We consider the problem of stabilizing an undisturbed, scalar, linear system over a "timing" channel, namely a channel where information is communicated through the timestamps of the transmitted symbols. Each symbol transmitted from a sensor to a controller in a closed-loop system is received subject to some to random delay. The sensor can encode messages in the waiting times between successive transmissions and the controller must decode them from the inter-reception times of successive symbols. This set-up is analogous to a telephone system where a transmitter signals a phone call to a receiver through a "ring" and, after the random delay required to establish the connection; the receiver is aware of the "ring" being received. Since there is no data payload exchange between the sensor and the controller, this set-up provides an abstraction for performing event-triggering control with zero-payload rate. We show the following requirement for stabilization: for the state of the system to converge to zero in probability, the timing capacity of the channel should be, essentially, at least as large as the entropy rate of the system. Conversely, in the case the symbol delays are exponentially distributed, we show an "almost" tight sufficient condition using a coding strategy that refines the estimate of the decoded message every time a new symbol is received. Our results generalize previous zero-payload event-triggering control strategies, revealing a fundamental limit in using timing information for stabilization, independent of any transmission strategy.

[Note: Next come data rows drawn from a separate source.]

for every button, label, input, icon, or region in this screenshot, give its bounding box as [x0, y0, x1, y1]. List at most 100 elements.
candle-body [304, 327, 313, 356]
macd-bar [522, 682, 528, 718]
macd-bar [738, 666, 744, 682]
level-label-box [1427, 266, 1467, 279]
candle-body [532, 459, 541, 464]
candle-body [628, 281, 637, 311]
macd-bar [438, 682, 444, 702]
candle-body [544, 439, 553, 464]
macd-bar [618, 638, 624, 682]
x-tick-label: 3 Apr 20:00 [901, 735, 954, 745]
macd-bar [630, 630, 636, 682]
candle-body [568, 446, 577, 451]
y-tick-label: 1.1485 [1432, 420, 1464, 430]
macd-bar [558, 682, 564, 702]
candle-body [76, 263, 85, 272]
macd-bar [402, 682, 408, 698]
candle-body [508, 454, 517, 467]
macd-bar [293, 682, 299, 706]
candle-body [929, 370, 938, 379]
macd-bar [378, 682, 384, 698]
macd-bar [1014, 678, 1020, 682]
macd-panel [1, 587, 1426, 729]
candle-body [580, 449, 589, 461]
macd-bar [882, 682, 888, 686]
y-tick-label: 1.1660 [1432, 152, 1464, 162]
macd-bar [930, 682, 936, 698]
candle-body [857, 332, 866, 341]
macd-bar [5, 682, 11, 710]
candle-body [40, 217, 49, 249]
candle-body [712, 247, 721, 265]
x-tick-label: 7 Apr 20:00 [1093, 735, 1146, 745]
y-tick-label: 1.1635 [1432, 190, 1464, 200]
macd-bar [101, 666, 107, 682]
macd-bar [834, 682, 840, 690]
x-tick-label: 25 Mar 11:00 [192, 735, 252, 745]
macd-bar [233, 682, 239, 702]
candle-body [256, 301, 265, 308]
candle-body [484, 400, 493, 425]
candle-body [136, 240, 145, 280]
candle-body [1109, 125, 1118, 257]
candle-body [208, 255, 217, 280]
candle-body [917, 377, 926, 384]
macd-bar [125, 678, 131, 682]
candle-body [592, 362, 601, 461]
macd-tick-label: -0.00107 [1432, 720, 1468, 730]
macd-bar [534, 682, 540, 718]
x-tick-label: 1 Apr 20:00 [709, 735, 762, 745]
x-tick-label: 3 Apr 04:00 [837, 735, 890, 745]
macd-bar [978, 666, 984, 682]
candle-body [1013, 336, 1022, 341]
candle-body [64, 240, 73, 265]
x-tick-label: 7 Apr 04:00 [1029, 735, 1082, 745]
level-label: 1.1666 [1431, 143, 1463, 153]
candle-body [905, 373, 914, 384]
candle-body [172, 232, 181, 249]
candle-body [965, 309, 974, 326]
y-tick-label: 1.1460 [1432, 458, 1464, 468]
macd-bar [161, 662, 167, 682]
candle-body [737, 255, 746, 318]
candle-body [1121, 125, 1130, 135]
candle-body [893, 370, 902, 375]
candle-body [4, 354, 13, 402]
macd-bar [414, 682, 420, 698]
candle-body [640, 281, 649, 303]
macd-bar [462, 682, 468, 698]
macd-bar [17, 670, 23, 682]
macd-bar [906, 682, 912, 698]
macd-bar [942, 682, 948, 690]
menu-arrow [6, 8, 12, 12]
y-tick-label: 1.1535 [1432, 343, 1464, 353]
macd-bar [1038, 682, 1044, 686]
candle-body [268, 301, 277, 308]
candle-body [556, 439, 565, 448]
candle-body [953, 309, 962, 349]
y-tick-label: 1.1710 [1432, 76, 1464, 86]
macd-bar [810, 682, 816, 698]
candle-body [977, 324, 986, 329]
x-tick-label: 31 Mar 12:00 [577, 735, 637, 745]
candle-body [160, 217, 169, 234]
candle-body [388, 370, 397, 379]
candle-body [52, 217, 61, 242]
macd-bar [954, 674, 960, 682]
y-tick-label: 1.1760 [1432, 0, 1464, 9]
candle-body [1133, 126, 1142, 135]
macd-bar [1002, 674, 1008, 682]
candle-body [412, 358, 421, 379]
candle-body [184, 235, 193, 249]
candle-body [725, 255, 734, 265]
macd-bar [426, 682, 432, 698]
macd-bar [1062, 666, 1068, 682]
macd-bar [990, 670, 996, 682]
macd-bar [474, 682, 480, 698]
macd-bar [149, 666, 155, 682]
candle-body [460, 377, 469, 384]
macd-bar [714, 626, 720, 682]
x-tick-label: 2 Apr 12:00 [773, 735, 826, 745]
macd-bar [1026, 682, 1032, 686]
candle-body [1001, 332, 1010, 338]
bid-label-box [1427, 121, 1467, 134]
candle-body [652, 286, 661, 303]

翻译：我们考虑在“定时”信道上稳定一个无扰动的标量线性系统的问题，该信道通过传输符号的时间戳来传递信息。在闭环系统中，从传感器传输到控制器的每个符号都会经历随机延迟。传感器可以通过连续传输之间的等待时间对消息进行编码，而控制器则需从连续接收符号的时间间隔中解码这些消息。这一设置类似于电话系统：发射器通过“振铃”向接收器发出呼叫信号，在连接建立所需的随机延迟后，接收器知晓“振铃”已被接收。由于传感器与控制器之间不存在数据载荷交换，该设置为零数据速率的事件触发控制提供了一种抽象模型。我们证明了如下稳定性要求：要使系统状态依概率收敛到零，信道的定时容量本质上至少需达到系统的熵率。反之，在符号延迟服从指数分布的情况下，我们采用一种每次接收新符号时精化解码消息估计的编码策略，给出了“近似”紧的充分条件。我们的结果推广了先前的零数据载荷事件触发控制策略，揭示了利用定时信息实现稳定性的基本极限，该极限与具体传输策略无关。